Fraud detection: better intake leads to better signals
Fraud models are only as good as the input data. A GenAI layer can improve:
- narrative capture (more structured incident descriptions)
- consistency in coding and categorization
- early flagging (“This pattern matches known fraud typologies”)
The win isn’t that GenAI “catches fraud.” It’s that it helps teams collect cleaner, richer data without slowing down service.
Underwriting: faster clarification loops
Underwriting often stalls on missing info. A grounded assistant can:
- generate clear clarification questions
- explain why a data point is needed
- standardize communications with brokers and customers
That reduces rework and improves turnaround time.
A practical rollout plan inspired by BPCE’s approach
If you want BPCE-like results, focus on adoption mechanics as much as model choice.
- Pick one operational lane (e.g., personal insurance inquiries in a service center)
- Inventory your knowledge (procedures, product docs, exclusions, scripts, FAQs)
- Define “safe answers” and escalation points for high-risk topics
- Pilot with ambassadors (power users who give structured feedback)
- Measure outcomes weekly:
- time-to-answer
- escalations to experts
- onboarding ramp time
- customer satisfaction for targeted intents
- Iterate fast using admin-friendly tools (no-code where possible)
- Scale only after stability (quality, compliance, and adoption)
If you can’t measure before/after, you’ll end up arguing about vibes.
What to ask vendors (or your internal team) before you commit
When evaluating an AI platform for insurance workflows, these questions surface the truth quickly:
- Grounding: How does the assistant ensure answers come from approved documents?
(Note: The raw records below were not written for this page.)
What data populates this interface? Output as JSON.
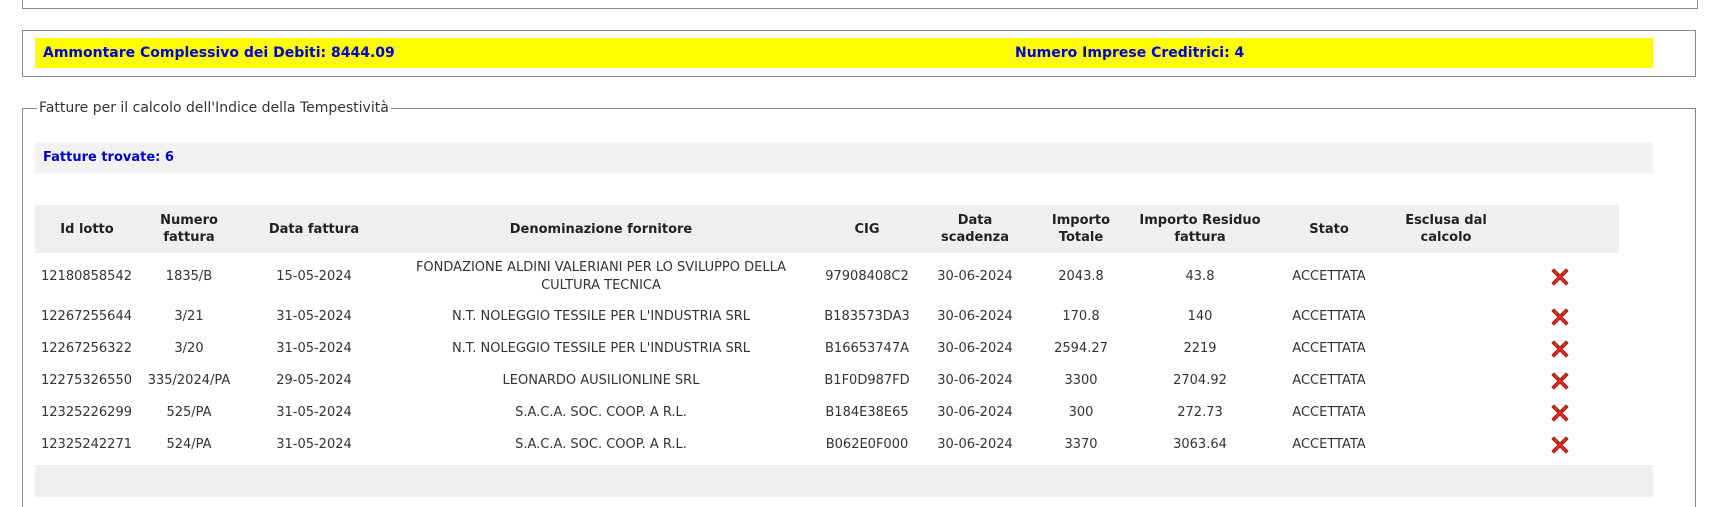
{
  "summary": {
    "debiti": "Ammontare Complessivo dei Debiti: 8444.09",
    "imprese": "Numero Imprese Creditrici: 4"
  },
  "fieldset": {
    "legend": "Fatture per il calcolo dell'Indice della Tempestività",
    "found": "Fatture trovate: 6"
  },
  "table": {
    "headers": [
      "Id lotto",
      "Numero fattura",
      "Data fattura",
      "Denominazione fornitore",
      "CIG",
      "Data scadenza",
      "Importo Totale",
      "Importo Residuo fattura",
      "Stato",
      "Esclusa dal calcolo",
      ""
    ],
    "rows": [
      {
        "id": "12180858542",
        "numero": "1835/B",
        "data": "15-05-2024",
        "fornitore": "FONDAZIONE ALDINI VALERIANI PER LO SVILUPPO DELLA CULTURA TECNICA",
        "cig": "97908408C2",
        "scadenza": "30-06-2024",
        "totale": "2043.8",
        "residuo": "43.8",
        "stato": "ACCETTATA"
      },
      {
        "id": "12267255644",
        "numero": "3/21",
        "data": "31-05-2024",
        "fornitore": "N.T. NOLEGGIO TESSILE PER L'INDUSTRIA SRL",
        "cig": "B183573DA3",
        "scadenza": "30-06-2024",
        "totale": "170.8",
        "residuo": "140",
        "stato": "ACCETTATA"
      },
      {
        "id": "12267256322",
        "numero": "3/20",
        "data": "31-05-2024",
        "fornitore": "N.T. NOLEGGIO TESSILE PER L'INDUSTRIA SRL",
        "cig": "B16653747A",
        "scadenza": "30-06-2024",
        "totale": "2594.27",
        "residuo": "2219",
        "stato": "ACCETTATA"
      },
      {
        "id": "12275326550",
        "numero": "335/2024/PA",
        "data": "29-05-2024",
        "fornitore": "LEONARDO AUSILIONLINE SRL",
        "cig": "B1F0D987FD",
        "scadenza": "30-06-2024",
        "totale": "3300",
        "residuo": "2704.92",
        "stato": "ACCETTATA"
      },
      {
        "id": "12325226299",
        "numero": "525/PA",
        "data": "31-05-2024",
        "fornitore": "S.A.C.A. SOC. COOP. A R.L.",
        "cig": "B184E38E65",
        "scadenza": "30-06-2024",
        "totale": "300",
        "residuo": "272.73",
        "stato": "ACCETTATA"
      },
      {
        "id": "12325242271",
        "numero": "524/PA",
        "data": "31-05-2024",
        "fornitore": "S.A.C.A. SOC. COOP. A R.L.",
        "cig": "B062E0F000",
        "scadenza": "30-06-2024",
        "totale": "3370",
        "residuo": "3063.64",
        "stato": "ACCETTATA"
      }
    ],
    "row_icon": "delete-x-icon"
  },
  "colors": {
    "summary_bg": "#ffff00",
    "summary_text": "#0000cc",
    "icon_red": "#d93025"
  }
}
- Access control: Can responses differ by role (new hire vs expert, front office vs back office)?
- Auditability: Can we export prompts, outputs, and document versions used?
- Change management: How quickly can we update content when products change?
- Failure modes: What happens when the model is uncertain—does it say so, or bluff?
- Operational ownership: Who can tune the system without engineering support?
The best answers sound operational, not theoretical.
Where GenAI for insurance service is heading next
BPCE frames Anna NextGen as a first tangible outcome, not the finish line. I agree with that framing. The next wave won’t be “better chat.” It’ll be workflow completion: generating an answer and creating the case note, tagging the intent, updating the CRM, and triggering the right next step.
If you’re leading AI in insurance, this is a solid north star: make the employee the hero, and make the customer feel the speed. Everything else—models, prompts, interfaces—should serve that.
What would happen to your service levels if every advisor could reliably find the right policy answer in 15 seconds?